Ser consciente de los estados interiores y de los acontecimientos exteriores y obrar apropiadamente es saber vivir inteligentemente. Para vivenciar cualquier evento de manera inteligente es necesario tener un determinado estado específico. Sin embargo, las gentes, cuando revisan su vida, piensan que ésta en si misma está constituida exclusivamente por eventos exteriores. ¡Pobres gentes! piensan que si tal o cual acontecimiento no les hubiese sucedido, su vida habría sido mejor.

Suponen que la suerte les salió al encuentro y que perdieron la oportunidad de ser felices. Lamentan lo perdido, lloran lo que despreciaron, gimen recordando los viejos tropiezos y calamidades. No quieren darse cuenta las gentes que vegetar no es vivir y que la capacidad para existir conscientemente depende exclusivamente de la calidad de los estados interiores del alma.

En verdad, no importa lo hermosos que sean los acontecimientos externos de la vida, si no nos encontramos en tales momentos en el estado interior apropiado, los mejores eventos pueden parecernos monótonos, fastidiosos o simplemente aburridores.

Alguien aguarda con ansiedad la fiesta de bodas, es un acontecimiento, pero podría suceder que estuviese tan preocupado en el momento preciso del evento que en realidad no disfrutara y que todo aquello lo viviera de una manera tan árida y fría como un protocolo superficial.

La experiencia enseña que no todas las personas que asisten a un banquete o a un baile gozan de verdad.
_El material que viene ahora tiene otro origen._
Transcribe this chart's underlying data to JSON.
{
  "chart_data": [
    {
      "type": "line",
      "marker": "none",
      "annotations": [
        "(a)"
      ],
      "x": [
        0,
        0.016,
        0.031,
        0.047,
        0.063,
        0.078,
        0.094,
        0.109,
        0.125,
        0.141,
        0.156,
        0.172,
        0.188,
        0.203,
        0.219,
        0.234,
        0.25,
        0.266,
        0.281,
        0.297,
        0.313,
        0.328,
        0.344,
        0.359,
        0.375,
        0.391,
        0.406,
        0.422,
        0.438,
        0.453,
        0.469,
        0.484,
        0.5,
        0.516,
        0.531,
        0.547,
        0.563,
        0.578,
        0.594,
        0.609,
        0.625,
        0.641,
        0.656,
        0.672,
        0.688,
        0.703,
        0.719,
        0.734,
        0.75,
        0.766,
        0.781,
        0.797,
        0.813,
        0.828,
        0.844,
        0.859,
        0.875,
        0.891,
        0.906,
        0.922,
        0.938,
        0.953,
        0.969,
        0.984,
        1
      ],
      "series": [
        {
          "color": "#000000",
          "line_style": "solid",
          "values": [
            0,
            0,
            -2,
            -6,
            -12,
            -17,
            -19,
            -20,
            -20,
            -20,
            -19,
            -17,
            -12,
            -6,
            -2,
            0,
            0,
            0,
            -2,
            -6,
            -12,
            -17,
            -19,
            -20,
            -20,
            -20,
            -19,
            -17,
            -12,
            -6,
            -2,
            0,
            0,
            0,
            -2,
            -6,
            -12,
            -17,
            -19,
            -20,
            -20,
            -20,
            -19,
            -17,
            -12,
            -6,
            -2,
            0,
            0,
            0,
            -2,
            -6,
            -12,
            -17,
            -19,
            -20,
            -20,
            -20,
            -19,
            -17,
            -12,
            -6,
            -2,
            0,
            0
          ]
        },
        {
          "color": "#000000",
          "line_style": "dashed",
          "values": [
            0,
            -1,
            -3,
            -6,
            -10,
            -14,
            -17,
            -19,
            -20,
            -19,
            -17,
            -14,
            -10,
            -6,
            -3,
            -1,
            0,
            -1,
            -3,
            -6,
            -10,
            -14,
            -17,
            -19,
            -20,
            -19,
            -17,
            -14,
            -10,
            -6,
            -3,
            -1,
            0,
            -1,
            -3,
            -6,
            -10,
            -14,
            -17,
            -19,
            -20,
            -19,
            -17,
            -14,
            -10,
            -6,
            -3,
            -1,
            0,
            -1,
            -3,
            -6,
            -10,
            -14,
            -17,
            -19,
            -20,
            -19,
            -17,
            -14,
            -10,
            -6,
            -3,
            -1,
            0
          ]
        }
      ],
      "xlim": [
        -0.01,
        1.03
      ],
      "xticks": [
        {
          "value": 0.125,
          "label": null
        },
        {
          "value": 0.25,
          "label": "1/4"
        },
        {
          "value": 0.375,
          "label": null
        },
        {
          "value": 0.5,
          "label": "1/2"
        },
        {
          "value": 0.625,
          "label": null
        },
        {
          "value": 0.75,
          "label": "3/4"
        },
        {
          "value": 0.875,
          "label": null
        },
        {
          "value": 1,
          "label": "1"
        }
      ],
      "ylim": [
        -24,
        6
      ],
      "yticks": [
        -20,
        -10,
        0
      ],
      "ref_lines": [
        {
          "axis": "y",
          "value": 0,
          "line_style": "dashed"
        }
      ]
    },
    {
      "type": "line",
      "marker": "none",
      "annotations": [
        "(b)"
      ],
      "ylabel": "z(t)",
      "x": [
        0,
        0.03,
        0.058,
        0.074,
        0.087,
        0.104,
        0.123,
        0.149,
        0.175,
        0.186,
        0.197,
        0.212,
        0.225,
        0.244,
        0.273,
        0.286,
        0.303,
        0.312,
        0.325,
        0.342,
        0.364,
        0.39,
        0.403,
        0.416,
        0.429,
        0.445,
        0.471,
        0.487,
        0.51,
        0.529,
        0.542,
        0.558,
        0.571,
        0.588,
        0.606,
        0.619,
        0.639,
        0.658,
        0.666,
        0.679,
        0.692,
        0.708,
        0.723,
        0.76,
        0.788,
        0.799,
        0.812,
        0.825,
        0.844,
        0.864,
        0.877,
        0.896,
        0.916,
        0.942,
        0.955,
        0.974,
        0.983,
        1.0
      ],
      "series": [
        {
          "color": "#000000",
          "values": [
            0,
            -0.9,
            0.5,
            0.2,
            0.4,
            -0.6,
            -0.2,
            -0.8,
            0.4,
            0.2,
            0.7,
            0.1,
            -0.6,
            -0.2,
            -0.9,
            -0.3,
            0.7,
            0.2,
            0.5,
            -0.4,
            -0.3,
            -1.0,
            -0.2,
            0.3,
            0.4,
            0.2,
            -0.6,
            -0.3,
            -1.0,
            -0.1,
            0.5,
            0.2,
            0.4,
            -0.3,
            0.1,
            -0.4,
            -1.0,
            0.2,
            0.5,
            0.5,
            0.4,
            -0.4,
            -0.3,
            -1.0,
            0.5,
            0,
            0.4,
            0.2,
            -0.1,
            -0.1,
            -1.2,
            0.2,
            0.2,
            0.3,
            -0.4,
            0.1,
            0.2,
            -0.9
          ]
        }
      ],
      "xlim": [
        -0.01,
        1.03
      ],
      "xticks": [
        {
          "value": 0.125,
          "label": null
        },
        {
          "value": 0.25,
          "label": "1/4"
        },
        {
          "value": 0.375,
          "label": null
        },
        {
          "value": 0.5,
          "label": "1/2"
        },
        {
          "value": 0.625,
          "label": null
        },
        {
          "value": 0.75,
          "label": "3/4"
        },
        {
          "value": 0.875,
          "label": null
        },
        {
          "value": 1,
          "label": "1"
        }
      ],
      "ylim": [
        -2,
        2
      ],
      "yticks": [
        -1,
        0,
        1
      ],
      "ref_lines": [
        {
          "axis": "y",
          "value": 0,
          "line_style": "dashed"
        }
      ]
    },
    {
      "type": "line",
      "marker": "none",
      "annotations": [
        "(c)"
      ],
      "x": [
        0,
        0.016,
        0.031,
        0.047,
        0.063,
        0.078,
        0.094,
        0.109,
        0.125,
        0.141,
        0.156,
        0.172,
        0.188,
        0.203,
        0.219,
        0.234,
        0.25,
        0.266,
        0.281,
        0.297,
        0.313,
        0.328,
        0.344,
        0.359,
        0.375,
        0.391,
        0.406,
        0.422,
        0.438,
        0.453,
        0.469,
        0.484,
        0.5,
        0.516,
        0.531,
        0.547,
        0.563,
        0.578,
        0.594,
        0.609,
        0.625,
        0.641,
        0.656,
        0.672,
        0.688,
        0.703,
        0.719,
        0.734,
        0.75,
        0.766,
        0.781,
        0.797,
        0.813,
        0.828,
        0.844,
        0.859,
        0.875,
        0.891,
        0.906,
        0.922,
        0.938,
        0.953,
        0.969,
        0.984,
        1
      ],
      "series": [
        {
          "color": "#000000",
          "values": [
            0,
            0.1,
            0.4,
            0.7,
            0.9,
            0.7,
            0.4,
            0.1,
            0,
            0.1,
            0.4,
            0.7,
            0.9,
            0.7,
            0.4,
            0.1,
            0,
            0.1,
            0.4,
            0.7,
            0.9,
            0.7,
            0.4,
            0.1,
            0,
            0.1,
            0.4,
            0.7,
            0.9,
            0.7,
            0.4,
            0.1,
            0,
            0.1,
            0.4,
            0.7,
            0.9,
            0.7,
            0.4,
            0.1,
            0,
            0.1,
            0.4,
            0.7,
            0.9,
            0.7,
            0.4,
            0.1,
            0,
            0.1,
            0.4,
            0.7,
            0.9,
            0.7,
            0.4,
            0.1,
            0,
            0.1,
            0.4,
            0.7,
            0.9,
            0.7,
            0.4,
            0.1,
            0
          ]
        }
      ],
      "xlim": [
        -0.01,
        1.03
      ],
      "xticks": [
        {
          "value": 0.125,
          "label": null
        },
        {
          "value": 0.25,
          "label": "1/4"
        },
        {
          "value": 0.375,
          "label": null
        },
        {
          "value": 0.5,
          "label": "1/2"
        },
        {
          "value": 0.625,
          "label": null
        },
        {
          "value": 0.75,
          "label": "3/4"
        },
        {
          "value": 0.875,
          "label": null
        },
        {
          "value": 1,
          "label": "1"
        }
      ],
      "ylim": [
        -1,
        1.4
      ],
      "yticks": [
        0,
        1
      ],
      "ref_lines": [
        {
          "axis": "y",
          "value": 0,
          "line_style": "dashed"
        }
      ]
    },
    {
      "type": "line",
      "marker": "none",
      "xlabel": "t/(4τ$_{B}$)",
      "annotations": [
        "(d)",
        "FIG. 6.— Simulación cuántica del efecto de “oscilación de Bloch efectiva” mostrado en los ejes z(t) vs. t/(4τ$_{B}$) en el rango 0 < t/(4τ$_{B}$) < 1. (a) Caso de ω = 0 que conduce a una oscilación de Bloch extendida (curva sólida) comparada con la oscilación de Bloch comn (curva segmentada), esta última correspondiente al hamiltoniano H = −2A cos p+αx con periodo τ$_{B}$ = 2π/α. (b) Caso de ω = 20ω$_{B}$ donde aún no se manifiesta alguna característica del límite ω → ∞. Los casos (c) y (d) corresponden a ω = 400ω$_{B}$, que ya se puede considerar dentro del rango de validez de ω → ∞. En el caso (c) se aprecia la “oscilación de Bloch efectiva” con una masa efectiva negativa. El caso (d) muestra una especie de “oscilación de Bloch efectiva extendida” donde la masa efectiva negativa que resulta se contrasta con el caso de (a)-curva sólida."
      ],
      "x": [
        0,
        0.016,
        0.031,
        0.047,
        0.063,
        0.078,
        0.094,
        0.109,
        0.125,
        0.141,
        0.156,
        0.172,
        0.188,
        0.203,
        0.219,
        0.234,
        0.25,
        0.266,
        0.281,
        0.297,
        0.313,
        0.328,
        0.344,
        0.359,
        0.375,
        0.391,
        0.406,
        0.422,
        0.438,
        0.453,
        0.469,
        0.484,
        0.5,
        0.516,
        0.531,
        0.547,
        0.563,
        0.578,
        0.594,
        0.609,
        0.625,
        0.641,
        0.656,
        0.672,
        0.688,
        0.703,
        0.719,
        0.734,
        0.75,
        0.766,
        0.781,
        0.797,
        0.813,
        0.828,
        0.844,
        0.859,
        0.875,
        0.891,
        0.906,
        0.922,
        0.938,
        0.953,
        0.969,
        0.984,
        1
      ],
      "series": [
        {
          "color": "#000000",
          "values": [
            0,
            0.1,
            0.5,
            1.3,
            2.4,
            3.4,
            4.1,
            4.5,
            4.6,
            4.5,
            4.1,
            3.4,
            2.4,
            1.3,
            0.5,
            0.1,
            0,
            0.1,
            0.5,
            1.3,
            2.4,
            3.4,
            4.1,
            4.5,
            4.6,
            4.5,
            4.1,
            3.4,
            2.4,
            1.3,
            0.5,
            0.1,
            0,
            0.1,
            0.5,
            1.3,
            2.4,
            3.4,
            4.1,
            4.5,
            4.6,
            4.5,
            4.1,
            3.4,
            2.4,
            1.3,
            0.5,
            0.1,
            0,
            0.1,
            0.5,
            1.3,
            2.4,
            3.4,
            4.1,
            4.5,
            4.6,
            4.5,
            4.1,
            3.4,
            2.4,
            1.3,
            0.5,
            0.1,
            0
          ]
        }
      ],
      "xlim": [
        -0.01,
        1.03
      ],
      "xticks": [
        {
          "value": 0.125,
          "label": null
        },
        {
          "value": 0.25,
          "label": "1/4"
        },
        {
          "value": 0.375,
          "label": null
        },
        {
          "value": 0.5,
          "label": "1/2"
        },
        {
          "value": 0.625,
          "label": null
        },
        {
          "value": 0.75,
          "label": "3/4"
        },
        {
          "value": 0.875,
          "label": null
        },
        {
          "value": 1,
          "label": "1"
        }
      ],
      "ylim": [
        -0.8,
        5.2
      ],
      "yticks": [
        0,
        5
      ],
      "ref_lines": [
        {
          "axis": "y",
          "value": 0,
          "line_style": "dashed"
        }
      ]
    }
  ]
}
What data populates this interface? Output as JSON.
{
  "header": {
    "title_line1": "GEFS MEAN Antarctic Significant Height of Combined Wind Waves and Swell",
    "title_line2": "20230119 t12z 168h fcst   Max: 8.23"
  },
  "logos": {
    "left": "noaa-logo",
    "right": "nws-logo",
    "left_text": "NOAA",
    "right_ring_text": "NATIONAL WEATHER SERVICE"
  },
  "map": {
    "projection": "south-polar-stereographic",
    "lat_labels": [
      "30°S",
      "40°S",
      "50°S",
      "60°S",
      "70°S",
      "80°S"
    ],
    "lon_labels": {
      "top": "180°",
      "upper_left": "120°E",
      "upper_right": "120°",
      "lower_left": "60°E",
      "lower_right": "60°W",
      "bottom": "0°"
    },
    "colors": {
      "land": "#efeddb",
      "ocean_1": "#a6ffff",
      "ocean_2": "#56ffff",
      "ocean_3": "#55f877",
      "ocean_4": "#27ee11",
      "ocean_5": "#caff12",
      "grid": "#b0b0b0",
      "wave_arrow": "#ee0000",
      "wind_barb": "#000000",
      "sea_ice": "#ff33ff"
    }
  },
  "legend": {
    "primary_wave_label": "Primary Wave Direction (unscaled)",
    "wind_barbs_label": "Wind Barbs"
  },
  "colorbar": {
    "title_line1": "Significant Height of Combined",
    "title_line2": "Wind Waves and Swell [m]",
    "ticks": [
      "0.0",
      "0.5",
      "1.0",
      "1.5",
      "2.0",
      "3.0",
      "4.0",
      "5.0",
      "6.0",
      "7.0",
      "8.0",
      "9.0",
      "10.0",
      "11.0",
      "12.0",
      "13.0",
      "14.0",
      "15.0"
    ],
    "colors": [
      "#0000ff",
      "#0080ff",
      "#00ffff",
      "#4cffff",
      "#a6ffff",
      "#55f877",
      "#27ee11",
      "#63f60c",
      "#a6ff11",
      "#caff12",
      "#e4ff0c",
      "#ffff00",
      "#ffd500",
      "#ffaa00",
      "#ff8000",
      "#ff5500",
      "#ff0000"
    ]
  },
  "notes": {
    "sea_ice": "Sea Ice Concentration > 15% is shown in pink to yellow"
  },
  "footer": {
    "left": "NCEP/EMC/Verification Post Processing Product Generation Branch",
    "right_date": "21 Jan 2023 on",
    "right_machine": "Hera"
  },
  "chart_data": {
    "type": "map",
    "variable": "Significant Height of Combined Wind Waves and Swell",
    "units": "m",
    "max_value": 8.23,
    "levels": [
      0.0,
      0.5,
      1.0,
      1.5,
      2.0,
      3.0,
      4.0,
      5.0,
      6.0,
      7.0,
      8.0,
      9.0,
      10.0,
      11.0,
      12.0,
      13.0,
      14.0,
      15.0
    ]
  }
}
Nunca falta un aburrido en el mejor de los festejos y las piezas más deliciosas alegran a unos y hacen llorar a otros. Muy raras son las personas que son conscientes del evento externo, de su estado interior y se comprenden a sí mismas.

Es lamentable que las gentes no sepan vivir conscientemente: lloran cuando deben reír y ríen cuando deben llorar. Ser consciente y obrar apropiadamente es algo por completo diferente. La persona espiritual, sabia, puede estar alegre pero nunca lleno de loco frenesí; triste pero nunca desesperado y abatido; sereno en medio de la violencia; abstemio en la orgía; casto entre la lujuria, etc.

Las personas melancólicas y pesimistas piensan de la vida lo peor y francamente no desean vivir. Todos los días vemos gentes que no solamente son infelices, sino que además -y lo que es peor- , hacen también amarga la vida de los demás. Gentes así no cambiarían ni viviendo diariamente de fiesta en fiesta; la enfermedad psicológica la llevan en su interior. Estas personas poseen estados íntimos definitivamente perversos. Sin embargo, esos sujetos se autocalifican casi siempre como justos, santos, virtuosos, nobles, serviciales, mártires, etc. Son gentes que se autoconsideran demasiado; personas que se quieren mucho a si mismas. Suelen ser individuos que se apiadan mucho de si mismos y que siempre buscan escapatorias para eludir sus propias responsabilidades. Personas así están acostumbradas a las emociones inferiores y por ello crean constantemente elementos psíquicos infrahumanos, alimentan diariamente al ego.

Los eventos que llamamos desgraciados, los reveses de la fortuna, la miseria, deudas, problemas, etc., pertenecen únicamente a aquellas personas que no saben vivir. Cualquiera puede formarse una rica cultura intelectual, pero son muy pocas las personas que han aprendido a vivir espiritualmente.

Cuando uno quiere separar los eventos exteriores de los estados interiores de la consciencia demuestra su incapacidad para existir dignamente. Pero aquellos que aprenden a ser conscientes de los eventos exteriores, obran con conocimiento en sí mismos para adecuar su estado interior a las circunstancias y actúan apropiadamente, marchan por el camino de la Luz.